Chief Executive Dan Hesse, speaking at an analyst conference today, said Sprint may consider raising prices once it has made more progress with its 4G LTE network upgrade. The company lags Verizon Wireless and AT&T in building out the high-speed network, something that could limit its attraction to customers.
"We have a competitive disadvantage in terms of LTE footprint," Hesse said. "You don't increase your price when you have a network footprint disadvantage. You want to wait and think of that until you get to that point."
Sprint, the distant third-place U.S. wireless carrier, has been in the process of upgrading its network through a plan it calls "Network Vision." LTE allows customers to surf the Web and download media more quickly, among other benefits. The high-speed technology is likely to see even higher demand from consumers once the iPhone 5, Apple's first phone to run on LTE, gets into consumers' hands just two days from now.
While rolling out LTE, Sprint is also attempting to narrow the gap with rivals by maintaining its unlimited plan and by offering the iPhone. It raised the cost of its unlimited plan by $10 a month to $80 early last year but has since kept unlimited data pricing steady while Verizon and AT&T have shifted to shared data plans.

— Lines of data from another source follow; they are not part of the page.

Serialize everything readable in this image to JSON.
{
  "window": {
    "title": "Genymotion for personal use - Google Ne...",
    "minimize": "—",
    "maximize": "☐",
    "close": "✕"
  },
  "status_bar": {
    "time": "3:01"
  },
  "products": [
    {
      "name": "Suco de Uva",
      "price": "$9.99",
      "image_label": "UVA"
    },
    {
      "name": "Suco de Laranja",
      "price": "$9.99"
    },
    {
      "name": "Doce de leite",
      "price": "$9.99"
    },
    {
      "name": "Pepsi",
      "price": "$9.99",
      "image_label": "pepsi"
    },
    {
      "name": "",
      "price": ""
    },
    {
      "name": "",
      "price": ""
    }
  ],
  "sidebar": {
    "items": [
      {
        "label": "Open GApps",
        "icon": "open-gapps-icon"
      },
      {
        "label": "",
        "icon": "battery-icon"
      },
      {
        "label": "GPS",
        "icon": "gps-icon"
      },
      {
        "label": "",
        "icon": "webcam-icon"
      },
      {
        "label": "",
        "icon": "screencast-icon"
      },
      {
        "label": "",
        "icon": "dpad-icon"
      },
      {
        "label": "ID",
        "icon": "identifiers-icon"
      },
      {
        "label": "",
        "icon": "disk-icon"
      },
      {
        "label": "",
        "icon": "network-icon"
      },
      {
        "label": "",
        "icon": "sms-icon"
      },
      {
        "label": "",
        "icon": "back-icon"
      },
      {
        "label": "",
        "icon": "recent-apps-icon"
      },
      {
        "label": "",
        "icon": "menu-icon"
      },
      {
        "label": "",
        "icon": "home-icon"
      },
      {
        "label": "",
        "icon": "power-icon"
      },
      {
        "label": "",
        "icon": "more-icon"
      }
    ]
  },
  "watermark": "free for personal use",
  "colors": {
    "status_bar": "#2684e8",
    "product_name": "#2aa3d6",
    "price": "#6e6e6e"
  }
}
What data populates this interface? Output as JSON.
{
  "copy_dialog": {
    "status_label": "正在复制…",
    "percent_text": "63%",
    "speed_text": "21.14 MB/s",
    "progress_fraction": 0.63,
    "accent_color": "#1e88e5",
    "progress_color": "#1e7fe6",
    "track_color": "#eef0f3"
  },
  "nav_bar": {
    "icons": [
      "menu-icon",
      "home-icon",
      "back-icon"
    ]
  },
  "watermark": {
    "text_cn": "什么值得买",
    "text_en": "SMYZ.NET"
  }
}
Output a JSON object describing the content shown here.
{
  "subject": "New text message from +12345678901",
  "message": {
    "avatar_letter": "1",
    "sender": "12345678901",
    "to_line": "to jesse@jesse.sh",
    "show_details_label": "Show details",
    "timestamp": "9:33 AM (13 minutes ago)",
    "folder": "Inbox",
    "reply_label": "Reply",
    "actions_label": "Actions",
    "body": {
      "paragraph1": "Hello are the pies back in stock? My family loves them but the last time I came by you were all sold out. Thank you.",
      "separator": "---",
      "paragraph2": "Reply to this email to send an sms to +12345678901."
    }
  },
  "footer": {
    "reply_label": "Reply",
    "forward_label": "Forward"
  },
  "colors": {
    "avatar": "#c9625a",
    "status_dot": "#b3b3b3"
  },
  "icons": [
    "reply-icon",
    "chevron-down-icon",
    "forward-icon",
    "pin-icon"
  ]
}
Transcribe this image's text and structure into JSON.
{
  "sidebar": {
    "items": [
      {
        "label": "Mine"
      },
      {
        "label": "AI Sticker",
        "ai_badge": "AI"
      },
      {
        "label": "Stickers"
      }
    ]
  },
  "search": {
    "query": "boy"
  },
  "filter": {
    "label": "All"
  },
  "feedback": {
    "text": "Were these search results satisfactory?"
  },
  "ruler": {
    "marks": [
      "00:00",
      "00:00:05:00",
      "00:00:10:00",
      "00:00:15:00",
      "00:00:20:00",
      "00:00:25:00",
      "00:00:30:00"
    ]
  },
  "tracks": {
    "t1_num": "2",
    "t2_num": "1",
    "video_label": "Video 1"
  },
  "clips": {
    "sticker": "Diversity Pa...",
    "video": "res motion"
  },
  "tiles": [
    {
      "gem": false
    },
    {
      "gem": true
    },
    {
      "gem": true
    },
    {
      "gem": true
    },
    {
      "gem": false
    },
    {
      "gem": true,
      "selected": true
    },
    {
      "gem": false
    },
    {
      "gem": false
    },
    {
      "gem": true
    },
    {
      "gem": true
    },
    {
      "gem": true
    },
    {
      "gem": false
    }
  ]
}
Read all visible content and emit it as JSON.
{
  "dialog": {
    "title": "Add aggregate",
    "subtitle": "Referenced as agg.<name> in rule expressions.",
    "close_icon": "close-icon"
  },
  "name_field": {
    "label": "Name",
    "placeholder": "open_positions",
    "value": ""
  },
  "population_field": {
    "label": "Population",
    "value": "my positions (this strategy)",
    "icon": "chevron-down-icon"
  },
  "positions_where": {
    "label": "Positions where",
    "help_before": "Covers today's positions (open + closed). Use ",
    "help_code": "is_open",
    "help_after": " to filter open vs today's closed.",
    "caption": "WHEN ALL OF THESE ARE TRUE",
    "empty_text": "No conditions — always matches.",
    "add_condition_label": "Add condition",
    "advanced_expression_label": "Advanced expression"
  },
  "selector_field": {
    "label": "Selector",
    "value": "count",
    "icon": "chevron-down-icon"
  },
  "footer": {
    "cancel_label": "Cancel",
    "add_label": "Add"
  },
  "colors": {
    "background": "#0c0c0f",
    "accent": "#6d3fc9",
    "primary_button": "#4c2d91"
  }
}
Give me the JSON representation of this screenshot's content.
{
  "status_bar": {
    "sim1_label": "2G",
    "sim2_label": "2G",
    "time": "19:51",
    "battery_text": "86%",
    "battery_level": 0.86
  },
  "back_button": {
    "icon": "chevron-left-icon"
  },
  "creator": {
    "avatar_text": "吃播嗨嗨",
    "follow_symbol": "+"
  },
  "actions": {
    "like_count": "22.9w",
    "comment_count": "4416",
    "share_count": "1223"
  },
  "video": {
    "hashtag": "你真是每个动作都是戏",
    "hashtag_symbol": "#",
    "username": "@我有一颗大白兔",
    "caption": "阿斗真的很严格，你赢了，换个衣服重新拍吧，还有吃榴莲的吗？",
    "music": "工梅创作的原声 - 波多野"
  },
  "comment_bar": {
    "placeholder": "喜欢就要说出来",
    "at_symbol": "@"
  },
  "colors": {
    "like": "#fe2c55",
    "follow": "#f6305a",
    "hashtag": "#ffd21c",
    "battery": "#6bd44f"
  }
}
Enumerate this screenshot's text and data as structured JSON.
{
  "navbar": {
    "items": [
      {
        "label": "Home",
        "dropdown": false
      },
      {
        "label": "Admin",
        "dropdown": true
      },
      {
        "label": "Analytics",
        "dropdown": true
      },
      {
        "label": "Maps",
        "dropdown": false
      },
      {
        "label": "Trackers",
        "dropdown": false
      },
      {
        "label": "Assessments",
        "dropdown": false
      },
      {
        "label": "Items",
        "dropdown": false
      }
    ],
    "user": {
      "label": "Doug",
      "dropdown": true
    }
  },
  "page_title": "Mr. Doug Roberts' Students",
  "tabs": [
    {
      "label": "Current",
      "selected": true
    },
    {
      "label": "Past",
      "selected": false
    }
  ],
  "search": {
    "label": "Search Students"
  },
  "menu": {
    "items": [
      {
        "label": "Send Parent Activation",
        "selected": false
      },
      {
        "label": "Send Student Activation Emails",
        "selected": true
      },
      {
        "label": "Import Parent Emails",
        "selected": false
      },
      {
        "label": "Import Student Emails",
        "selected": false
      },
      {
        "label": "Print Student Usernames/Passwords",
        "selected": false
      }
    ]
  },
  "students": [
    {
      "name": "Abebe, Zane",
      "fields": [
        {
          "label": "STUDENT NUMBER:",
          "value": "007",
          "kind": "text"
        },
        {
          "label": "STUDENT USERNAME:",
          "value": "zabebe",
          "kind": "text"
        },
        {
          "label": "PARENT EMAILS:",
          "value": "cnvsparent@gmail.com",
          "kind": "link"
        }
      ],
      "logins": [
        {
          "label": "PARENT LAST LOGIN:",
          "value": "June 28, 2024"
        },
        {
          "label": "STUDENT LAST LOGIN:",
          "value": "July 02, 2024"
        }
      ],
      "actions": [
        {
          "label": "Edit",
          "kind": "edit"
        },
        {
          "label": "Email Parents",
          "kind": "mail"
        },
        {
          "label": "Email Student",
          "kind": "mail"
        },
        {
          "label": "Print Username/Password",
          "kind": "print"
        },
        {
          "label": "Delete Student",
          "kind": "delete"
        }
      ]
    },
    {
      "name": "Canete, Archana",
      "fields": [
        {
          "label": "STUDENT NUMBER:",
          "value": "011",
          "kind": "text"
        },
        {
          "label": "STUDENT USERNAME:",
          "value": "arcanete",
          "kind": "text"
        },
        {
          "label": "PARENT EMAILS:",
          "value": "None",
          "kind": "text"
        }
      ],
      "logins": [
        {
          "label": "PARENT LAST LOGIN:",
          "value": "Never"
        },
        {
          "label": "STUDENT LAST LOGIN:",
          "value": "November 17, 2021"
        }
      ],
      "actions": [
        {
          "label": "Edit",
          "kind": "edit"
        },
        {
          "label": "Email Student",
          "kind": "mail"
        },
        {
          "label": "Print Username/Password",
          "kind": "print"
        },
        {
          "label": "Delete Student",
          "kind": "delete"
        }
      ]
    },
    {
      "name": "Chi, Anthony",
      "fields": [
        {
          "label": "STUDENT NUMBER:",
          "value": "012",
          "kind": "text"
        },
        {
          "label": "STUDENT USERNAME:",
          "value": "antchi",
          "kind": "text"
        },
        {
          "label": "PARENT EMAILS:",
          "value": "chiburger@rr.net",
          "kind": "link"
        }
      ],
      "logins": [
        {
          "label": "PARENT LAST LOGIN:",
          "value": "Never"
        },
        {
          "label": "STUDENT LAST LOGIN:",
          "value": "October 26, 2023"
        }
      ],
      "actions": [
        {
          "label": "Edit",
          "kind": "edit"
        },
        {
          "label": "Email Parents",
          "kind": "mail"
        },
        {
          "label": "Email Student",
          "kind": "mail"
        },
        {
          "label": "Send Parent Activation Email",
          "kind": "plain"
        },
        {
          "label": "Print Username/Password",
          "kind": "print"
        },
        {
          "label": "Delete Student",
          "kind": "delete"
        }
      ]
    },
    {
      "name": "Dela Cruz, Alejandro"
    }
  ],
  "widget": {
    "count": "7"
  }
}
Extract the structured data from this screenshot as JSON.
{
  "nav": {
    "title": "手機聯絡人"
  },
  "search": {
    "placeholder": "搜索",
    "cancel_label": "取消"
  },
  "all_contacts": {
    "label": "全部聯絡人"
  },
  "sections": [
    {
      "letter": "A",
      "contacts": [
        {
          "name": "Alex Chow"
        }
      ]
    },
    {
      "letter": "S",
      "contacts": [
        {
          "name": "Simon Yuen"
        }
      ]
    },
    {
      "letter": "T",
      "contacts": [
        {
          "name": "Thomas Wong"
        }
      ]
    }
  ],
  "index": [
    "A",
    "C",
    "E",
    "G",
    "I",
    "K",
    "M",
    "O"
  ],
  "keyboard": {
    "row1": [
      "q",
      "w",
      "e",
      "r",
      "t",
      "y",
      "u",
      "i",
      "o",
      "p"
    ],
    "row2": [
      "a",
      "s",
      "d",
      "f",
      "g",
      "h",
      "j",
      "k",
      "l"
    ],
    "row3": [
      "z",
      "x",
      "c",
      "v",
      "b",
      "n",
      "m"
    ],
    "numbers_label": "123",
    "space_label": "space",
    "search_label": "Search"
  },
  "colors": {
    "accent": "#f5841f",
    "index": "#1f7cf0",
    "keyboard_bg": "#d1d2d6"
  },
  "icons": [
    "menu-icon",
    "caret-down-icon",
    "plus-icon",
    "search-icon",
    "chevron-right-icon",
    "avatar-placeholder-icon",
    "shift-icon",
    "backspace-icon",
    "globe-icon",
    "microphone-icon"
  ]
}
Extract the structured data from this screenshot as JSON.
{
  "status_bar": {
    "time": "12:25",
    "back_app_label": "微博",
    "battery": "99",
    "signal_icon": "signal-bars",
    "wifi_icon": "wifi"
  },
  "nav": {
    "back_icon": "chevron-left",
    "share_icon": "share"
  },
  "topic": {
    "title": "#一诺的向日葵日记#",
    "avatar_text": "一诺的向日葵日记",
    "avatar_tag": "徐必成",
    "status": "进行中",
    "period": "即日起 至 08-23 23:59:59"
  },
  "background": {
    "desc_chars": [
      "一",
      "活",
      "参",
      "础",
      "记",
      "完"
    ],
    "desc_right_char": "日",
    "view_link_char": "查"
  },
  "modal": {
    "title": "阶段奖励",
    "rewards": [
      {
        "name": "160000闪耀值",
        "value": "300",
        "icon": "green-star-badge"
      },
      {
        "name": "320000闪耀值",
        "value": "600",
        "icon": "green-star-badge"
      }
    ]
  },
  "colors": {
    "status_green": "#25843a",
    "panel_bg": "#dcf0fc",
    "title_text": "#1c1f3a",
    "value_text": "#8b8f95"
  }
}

Hesse today said that unlimited data plans will remain a point of differentiation for Sprint. He noted that Verizon will have an advantage selling the iPhone 5 because of its LTE network but said such a benefit will be temporary.
Sprint has already sold 1 million LTE-enabled smartphones despite its network's limited footprint, Hesse said.
He declined to provide any details about iPhone 5 sales so far or to compare sales to those at rivals. AT&T earlier this week said the iPhone 5 has sold faster than any previous Apple phone.
"There's nothing I'm going to announce," Hesse said. But "it's going to be a really strong selling device. ... I'm just very glad we have it."